Uma condição comum a todos os grandes institutos de crédito dos Estados Unidos, mesmo se em proporções diferentes, que levou para um efeito cascata e obrigou o governo americano e o Federal Reserve (Fed) a lançar o maior plano de resgate do setor financeiro da história.
No caso do Credit Suisse a situação é muito diferente. O banco não está nem próximo a alavancagem do Lehman Brothers, e seus problemas são ligados apenas a má gestão e escândalos pontuais.
Mais do que um problema de liquidez, existe um problema ligado ao movimento atual dos spreads que colocam o Credit Suisse em desvantagem em termos de custos de financiamento. Segundo um relatório do Citi, o aumento dos custos para o private banking será de até US$ 300 milhões. Um setor onde há o risco de novas saídas de capital e que o mercado considera possível de desinvesitmento por parte do Credit Suisse.
"Too big to fail", ou, "trop grosses pour faire faillite"
Outro ponto que é necessário considerar é que o Credit Suisse não é apenas um banco, é parte integrante da economia, da história e do orgulho nacional da Suíça. Muito mais do que a velha fórmula "grande demais para falir", aplicada no passado para justificar o resgate de grandes bancos americanos, britânicos e até alemães, como o Deutsche Bank.
No caso do Credit Suisse, que tem US$ 1,1 trilhão sob sua gestão, se o CEO Körner não conseguir levar adiante seus planos de reestruturação, o banco poderá ser socorrido pelo Conselho Federal da Suíça.

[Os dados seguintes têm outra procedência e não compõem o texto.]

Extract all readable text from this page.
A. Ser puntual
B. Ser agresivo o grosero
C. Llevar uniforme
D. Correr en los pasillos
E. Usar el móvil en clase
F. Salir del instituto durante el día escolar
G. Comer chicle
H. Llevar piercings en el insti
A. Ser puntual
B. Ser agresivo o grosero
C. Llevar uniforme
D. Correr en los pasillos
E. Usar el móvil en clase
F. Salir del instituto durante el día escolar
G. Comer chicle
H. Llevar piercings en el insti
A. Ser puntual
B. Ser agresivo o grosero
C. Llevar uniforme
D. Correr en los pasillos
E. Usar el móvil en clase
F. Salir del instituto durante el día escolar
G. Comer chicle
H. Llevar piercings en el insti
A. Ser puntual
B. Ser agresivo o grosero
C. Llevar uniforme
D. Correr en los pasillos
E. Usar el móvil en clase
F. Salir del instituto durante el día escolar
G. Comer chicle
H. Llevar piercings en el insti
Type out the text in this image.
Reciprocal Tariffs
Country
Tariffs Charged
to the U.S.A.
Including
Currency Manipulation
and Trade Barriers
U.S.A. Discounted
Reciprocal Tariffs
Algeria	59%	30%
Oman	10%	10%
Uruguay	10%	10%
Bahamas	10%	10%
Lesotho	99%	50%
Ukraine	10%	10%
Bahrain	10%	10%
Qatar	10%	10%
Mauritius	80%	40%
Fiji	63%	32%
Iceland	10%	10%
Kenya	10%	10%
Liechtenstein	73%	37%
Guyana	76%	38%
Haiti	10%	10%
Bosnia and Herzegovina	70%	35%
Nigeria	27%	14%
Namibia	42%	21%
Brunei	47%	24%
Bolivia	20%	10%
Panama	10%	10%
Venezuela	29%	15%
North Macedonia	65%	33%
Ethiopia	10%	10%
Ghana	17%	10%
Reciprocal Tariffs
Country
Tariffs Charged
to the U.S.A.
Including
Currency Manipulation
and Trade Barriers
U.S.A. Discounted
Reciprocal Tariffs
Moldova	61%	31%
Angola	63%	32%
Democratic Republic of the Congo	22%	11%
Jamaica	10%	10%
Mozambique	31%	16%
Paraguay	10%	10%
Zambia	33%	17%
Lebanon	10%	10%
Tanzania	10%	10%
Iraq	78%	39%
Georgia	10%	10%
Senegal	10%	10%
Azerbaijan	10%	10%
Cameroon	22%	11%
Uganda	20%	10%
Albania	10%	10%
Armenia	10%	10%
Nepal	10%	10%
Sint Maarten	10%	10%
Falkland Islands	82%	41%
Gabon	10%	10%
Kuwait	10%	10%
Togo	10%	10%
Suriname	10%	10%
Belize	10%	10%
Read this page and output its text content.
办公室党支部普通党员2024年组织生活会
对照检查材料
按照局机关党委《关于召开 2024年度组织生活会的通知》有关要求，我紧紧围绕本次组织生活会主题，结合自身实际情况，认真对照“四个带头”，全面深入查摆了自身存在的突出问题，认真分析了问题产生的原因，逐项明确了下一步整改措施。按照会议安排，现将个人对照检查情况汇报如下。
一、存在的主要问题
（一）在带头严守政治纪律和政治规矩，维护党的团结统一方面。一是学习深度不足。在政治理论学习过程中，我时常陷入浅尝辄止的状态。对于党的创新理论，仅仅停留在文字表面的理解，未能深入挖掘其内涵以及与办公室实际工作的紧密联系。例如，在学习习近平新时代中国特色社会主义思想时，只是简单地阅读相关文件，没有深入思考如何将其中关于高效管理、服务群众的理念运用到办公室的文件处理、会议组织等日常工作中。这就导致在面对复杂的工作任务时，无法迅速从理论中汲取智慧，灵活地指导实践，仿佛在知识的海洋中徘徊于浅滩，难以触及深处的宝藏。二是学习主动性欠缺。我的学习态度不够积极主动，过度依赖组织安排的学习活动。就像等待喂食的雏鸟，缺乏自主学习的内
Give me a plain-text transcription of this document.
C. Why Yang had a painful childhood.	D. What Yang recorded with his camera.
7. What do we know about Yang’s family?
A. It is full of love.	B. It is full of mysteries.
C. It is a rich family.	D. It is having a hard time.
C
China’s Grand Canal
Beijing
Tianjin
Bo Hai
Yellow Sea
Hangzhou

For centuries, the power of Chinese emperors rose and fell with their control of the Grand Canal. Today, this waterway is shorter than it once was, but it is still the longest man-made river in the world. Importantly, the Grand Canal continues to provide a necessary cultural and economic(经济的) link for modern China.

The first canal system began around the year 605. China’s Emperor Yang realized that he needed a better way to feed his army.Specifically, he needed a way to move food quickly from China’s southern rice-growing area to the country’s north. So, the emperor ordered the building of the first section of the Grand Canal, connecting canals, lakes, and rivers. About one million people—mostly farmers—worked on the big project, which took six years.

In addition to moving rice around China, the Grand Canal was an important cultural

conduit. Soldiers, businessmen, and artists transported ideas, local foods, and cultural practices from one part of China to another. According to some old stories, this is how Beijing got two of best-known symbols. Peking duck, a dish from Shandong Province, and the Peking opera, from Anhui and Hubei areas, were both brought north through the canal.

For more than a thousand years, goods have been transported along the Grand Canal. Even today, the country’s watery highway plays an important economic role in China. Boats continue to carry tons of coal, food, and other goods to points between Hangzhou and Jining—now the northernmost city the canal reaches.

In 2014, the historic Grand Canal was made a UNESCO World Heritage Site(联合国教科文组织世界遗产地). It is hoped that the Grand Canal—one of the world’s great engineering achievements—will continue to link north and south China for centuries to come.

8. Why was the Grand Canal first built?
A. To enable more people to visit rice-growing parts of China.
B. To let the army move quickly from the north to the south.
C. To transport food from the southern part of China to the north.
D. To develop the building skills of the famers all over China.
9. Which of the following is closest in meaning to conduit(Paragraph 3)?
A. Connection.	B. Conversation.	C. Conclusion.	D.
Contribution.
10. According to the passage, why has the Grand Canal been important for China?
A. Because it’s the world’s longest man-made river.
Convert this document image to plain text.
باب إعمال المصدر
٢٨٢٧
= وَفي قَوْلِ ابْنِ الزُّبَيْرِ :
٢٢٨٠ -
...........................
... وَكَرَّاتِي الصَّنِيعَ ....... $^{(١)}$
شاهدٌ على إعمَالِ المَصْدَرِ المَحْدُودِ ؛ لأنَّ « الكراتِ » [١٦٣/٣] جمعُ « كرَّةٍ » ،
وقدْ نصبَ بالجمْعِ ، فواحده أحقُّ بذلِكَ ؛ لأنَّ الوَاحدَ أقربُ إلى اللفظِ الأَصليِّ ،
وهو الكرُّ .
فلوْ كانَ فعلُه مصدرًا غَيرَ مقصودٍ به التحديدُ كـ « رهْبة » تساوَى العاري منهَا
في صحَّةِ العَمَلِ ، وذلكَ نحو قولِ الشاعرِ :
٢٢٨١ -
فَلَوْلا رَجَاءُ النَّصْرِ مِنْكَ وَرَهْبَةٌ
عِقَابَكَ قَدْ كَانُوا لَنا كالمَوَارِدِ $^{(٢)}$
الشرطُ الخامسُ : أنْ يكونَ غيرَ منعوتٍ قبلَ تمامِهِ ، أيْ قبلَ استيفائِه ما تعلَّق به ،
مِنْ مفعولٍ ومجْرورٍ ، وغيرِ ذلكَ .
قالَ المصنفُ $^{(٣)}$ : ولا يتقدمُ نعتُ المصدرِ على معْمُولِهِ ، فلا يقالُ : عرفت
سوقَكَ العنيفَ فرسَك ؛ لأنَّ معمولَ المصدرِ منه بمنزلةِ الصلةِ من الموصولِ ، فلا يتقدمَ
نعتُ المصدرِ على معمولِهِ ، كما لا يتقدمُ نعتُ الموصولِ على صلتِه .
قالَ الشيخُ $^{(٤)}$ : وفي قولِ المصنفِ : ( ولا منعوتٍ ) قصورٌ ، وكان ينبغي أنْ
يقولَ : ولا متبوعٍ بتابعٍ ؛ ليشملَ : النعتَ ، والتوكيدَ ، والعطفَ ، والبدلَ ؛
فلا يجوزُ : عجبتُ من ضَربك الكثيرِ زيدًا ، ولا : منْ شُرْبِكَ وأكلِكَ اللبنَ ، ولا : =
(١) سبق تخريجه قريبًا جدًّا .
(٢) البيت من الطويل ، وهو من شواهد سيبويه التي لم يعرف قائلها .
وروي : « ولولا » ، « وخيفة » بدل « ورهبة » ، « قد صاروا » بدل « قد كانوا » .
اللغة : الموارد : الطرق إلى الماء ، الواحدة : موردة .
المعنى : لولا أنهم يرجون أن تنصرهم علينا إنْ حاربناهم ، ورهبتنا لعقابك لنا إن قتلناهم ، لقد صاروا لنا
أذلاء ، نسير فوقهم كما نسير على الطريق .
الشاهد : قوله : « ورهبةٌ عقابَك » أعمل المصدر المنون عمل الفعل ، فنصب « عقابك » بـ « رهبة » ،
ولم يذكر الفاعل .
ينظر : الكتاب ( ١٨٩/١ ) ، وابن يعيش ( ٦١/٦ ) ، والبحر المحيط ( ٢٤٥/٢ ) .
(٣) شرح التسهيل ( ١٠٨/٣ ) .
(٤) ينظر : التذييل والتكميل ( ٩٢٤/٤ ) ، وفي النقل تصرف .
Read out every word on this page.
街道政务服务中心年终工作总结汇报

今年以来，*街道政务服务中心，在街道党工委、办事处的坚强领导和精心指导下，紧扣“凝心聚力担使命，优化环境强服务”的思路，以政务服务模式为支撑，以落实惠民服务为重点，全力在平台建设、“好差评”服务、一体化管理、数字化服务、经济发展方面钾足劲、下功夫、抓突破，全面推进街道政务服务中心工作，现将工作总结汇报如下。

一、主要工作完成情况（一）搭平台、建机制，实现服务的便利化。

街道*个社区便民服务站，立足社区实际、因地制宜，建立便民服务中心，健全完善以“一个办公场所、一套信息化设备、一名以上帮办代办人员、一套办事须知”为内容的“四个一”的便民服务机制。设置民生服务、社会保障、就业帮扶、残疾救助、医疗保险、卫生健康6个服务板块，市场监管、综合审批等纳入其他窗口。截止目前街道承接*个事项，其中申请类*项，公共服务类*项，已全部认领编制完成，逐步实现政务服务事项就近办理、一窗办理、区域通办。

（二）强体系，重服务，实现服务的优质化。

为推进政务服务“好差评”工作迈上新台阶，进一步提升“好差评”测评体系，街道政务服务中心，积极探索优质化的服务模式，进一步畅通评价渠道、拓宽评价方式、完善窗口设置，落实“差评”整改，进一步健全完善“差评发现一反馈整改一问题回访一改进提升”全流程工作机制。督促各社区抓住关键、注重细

Alguns analistas também estão especulando sobre a possibilidade de uma fusão entre o Credit Suisse e o rival UBS. Todavia, a fusão entre o primeiro e o segundo maior banco da Suíça dificilmente seria aprovada pelas autoridades de regulação do setor bancário e da proteção da concorrência.
Portanto, mesmo se o Credit Suisse vive um "momento crítico", conforme declarado por Körner, o mundo dificilmente vai vivenciar uma nova crise econômico-financeira como a desencadeada pela falência do Lehman Brothers, quinze anos atrás.